Perfectly Competitive Markets: Efficiency and Welfare
Perfectly Competitive Markets and Efficiency
A perfectly competitive market is considered the most efficient because it maximizes social surplus. Efficiency, in this context, is defined by the maximization of total well-being in society.
Five Assumptions of Perfect Competition
For a market to be perfectly competitive, it must meet five criteria:
- Atomicity
- Homogeneity
- Free entry and exit
- Perfect information
- Perfect mobility of production factors
The First Welfare Theorem
This theorem concludes that a perfectly competitive market is efficient based on three propositions:
- Goods are allocated to buyers who value them the most (highest reservation price).
- Production is allocated to the most efficient producers (lowest production costs).
- The market produces the exact quantity that maximizes social surplus.
Understanding Surpluses
Social surplus (SS) is the sum of consumer surplus (CS) and producer surplus (PS).
Consumer Surplus (CS)
The difference between the reservation price (maximum price a consumer is willing to pay) and the actual market price.
CS = Reservation Price – Market Price
Graphically, CS is the area between the demand curve and the market price.
Producer Surplus (PS)
The difference between the market price and the minimum price a firm is willing to accept (its production cost).
PS = Revenues – Costs
Graphically, PS is the area between the supply curve and the market price.
Social Surplus (SS)
SS = CS + PS. An efficient allocation maximizes this total, even if it does not maximize CS or PS individually.
Public Intervention and Price Controls
The state may intervene in a competitive market for reasons of social justice or market failure.
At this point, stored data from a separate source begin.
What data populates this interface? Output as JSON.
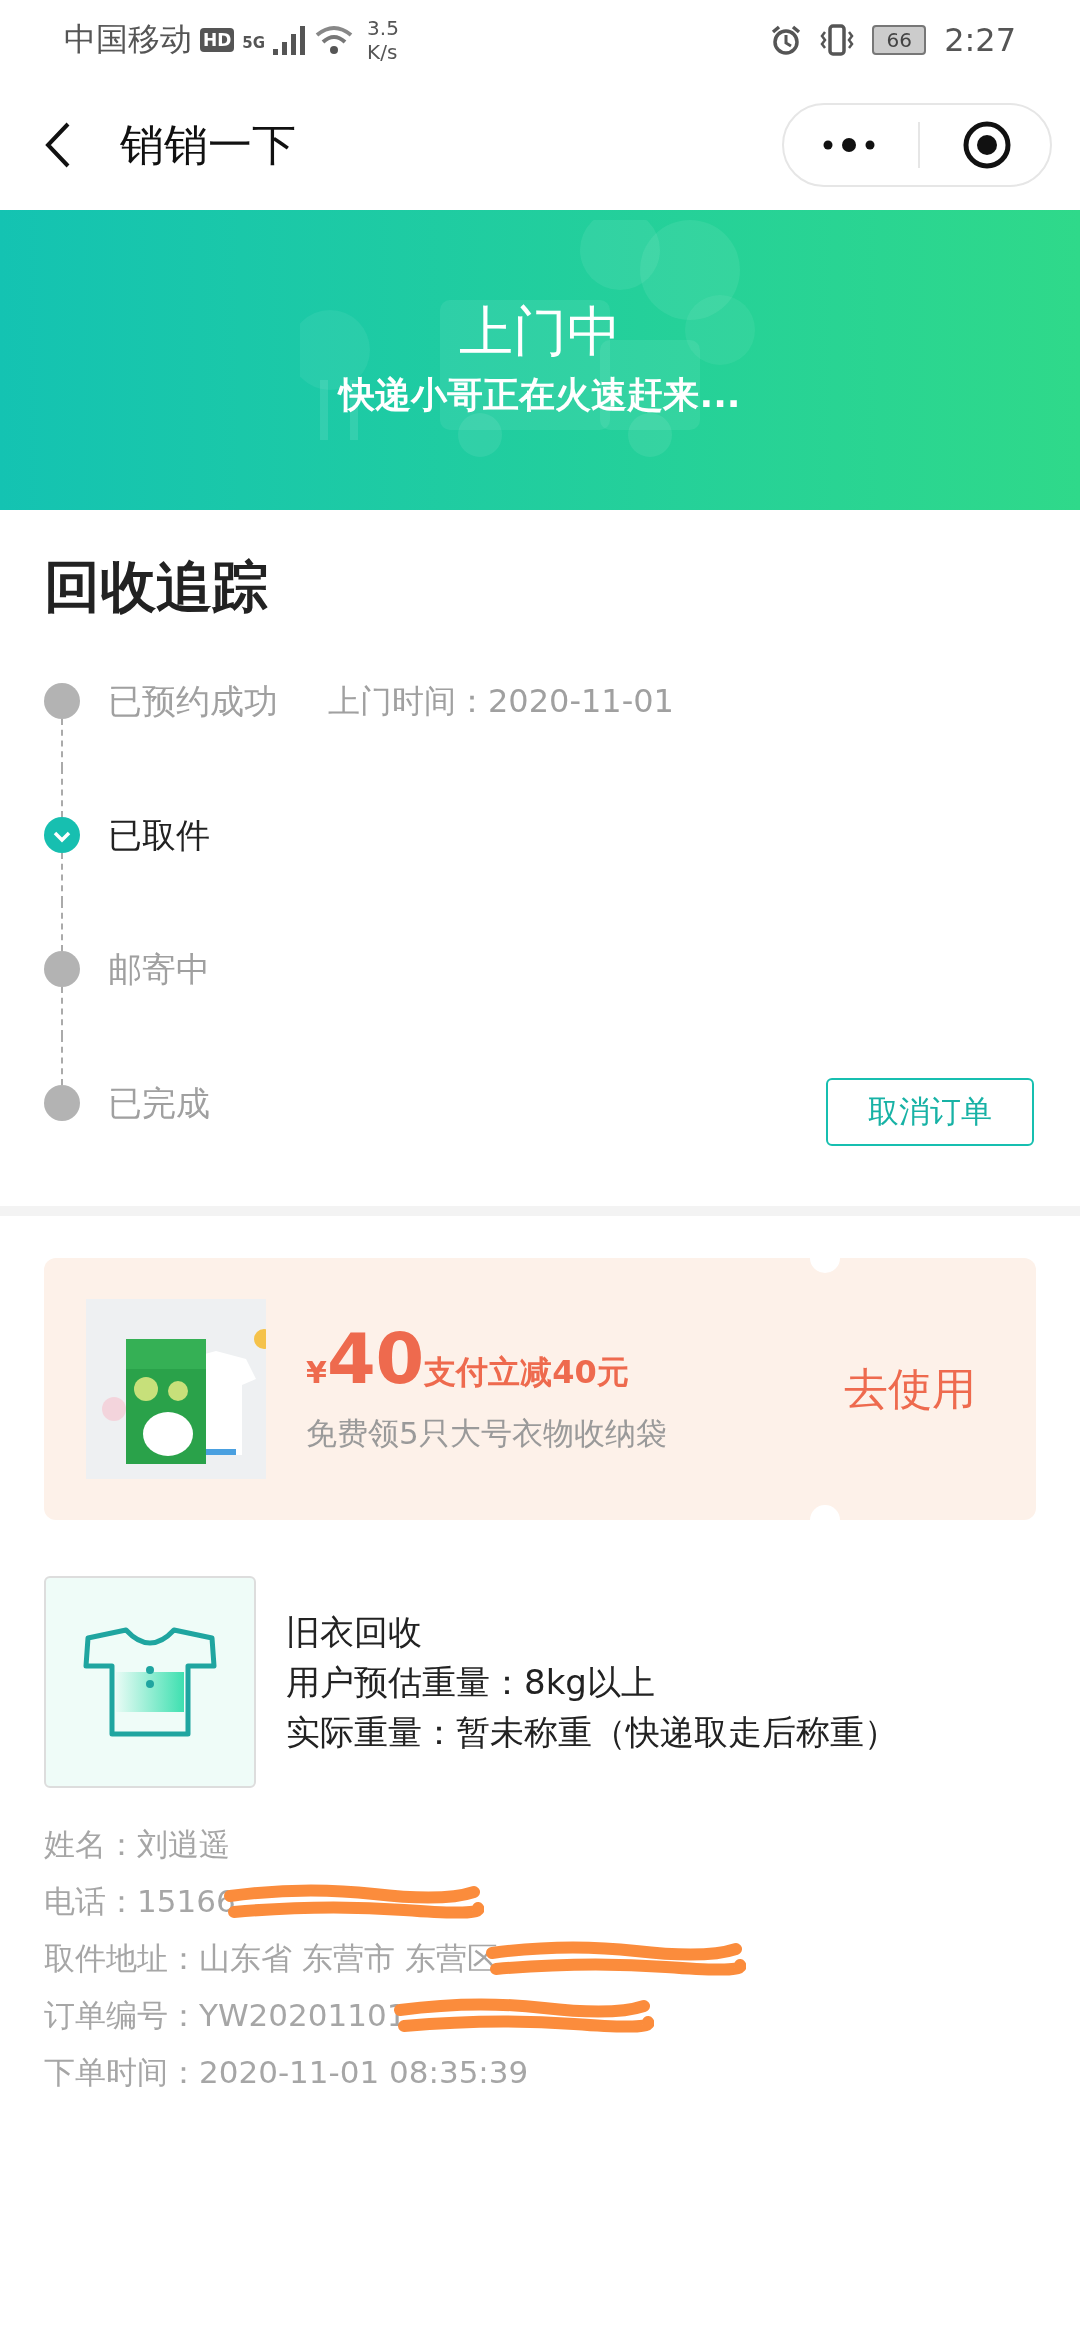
{
  "status_bar": {
    "carrier": "中国移动",
    "hd": "HD",
    "network": "5G",
    "speed_value": "3.5",
    "speed_unit": "K/s",
    "battery": "66",
    "time": "2:27"
  },
  "nav": {
    "title": "销销一下"
  },
  "banner": {
    "title": "上门中",
    "subtitle": "快递小哥正在火速赶来..."
  },
  "tracking": {
    "title": "回收追踪",
    "steps": [
      {
        "label": "已预约成功",
        "note": "上门时间：2020-11-01",
        "selected": false
      },
      {
        "label": "已取件",
        "selected": true
      },
      {
        "label": "邮寄中",
        "selected": false
      },
      {
        "label": "已完成",
        "selected": false
      }
    ],
    "cancel_button": "取消订单"
  },
  "coupon": {
    "currency": "¥",
    "amount": "40",
    "headline": "支付立减40元",
    "description": "免费领5只大号衣物收纳袋",
    "action": "去使用"
  },
  "product": {
    "name": "旧衣回收",
    "estimated_weight": "用户预估重量：8kg以上",
    "actual_weight": "实际重量：暂未称重（快递取走后称重）"
  },
  "details": [
    {
      "text": "姓名：刘逍遥",
      "redacted": false
    },
    {
      "text": "电话：15166",
      "redacted": true
    },
    {
      "text": "取件地址：山东省 东营市 东营区",
      "redacted": true
    },
    {
      "text": "订单编号：YW20201101",
      "redacted": true
    },
    {
      "text": "下单时间：2020-11-01 08:35:39",
      "redacted": false
    }
  ]
}
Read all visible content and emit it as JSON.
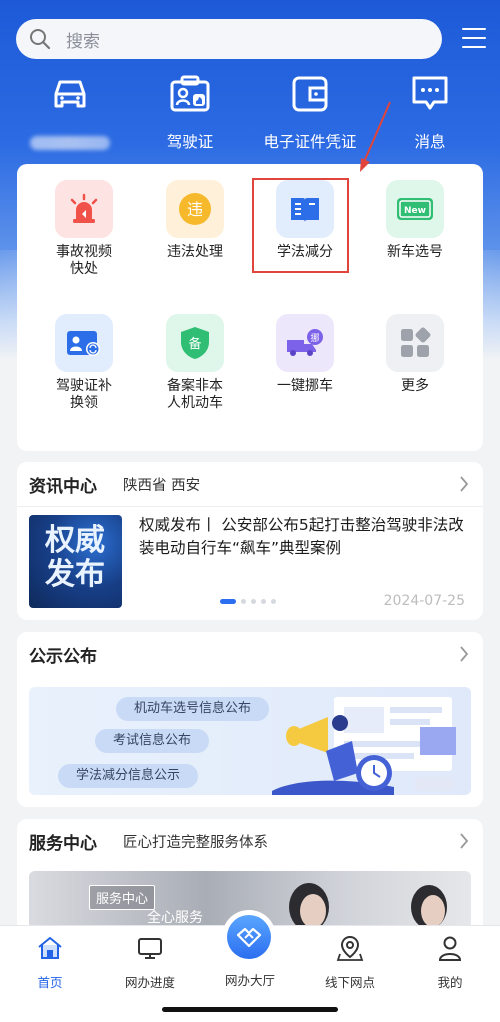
{
  "search": {
    "placeholder": "搜索"
  },
  "quick": [
    {
      "icon": "car-icon",
      "label": ""
    },
    {
      "icon": "drivers-license-icon",
      "label": "驾驶证"
    },
    {
      "icon": "wallet-icon",
      "label": "电子证件凭证"
    },
    {
      "icon": "message-icon",
      "label": "消息"
    }
  ],
  "grid": [
    {
      "icon": "siren-icon",
      "label": "事故视频\n快处"
    },
    {
      "icon": "violation-icon",
      "label": "违法处理",
      "glyph": "违"
    },
    {
      "icon": "book-icon",
      "label": "学法减分"
    },
    {
      "icon": "new-plate-icon",
      "label": "新车选号",
      "glyph": "New"
    },
    {
      "icon": "license-replace-icon",
      "label": "驾驶证补\n换领"
    },
    {
      "icon": "shield-record-icon",
      "label": "备案非本\n人机动车",
      "glyph": "备"
    },
    {
      "icon": "tow-truck-icon",
      "label": "一键挪车",
      "glyph": "挪"
    },
    {
      "icon": "more-grid-icon",
      "label": "更多"
    }
  ],
  "news": {
    "title": "资讯中心",
    "location": "陕西省 西安",
    "thumb": [
      "权威",
      "发布"
    ],
    "headline": "权威发布丨 公安部公布5起打击整治驾驶非法改装电动自行车“飙车”典型案例",
    "date": "2024-07-25",
    "page_count": 5,
    "active_page": 1
  },
  "public": {
    "title": "公示公布",
    "pills": [
      "机动车选号信息公布",
      "考试信息公布",
      "学法减分信息公示"
    ]
  },
  "service": {
    "title": "服务中心",
    "subtitle": "匠心打造完整服务体系",
    "tag": "服务中心",
    "tag2": "全心服务"
  },
  "tabs": [
    {
      "icon": "home-icon",
      "label": "首页",
      "active": true
    },
    {
      "icon": "monitor-icon",
      "label": "网办进度"
    },
    {
      "icon": "handshake-icon",
      "label": "网办大厅"
    },
    {
      "icon": "map-pin-icon",
      "label": "线下网点"
    },
    {
      "icon": "user-icon",
      "label": "我的"
    }
  ],
  "colors": {
    "primary": "#2364e6",
    "highlight_red": "#e0443b"
  }
}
However, any intervention that moves the market away from its equilibrium leads to a deadweight loss—a net loss of social welfare.
1. Ceiling Price (Maximum Price)
A policy that prevents the market price from rising above a certain level (e.g., rent control or bread prices).
- Effective Ceiling Price: Must be set below the equilibrium price.
- Consequences: Decrease in market price; increase in quantity demanded (D) and decrease in quantity supplied (S).
This leads to a shortage, where the new equilibrium quantity is limited to what companies are willing to produce at that low price (Q* = QS).
2. Floor Price (Minimum Price)
A policy that prevents the market price from falling below a certain level (e.g., minimum wage).
- Effective Floor Price: Must be set above the equilibrium price.
- Consequences: Increase in market price; decrease in quantity demanded and increase in quantity supplied.
This leads to overproduction or a surplus of goods.
Exam-Critical Definitions
Pareto Efficiency
A situation where you cannot improve one person’s well-being without making someone else worse off. It is a “weak” criterion because it does not account for fairness.
Deadweight Loss
The loss of total surplus that occurs when the market is not at a competitive equilibrium (often due to taxes or price controls).
Utilitarianism
A criterion that defines society’s well-being as the “greatest happiness for the greatest number.” It is consequentialist, meaning it only looks at outcomes, not the fairness of the process.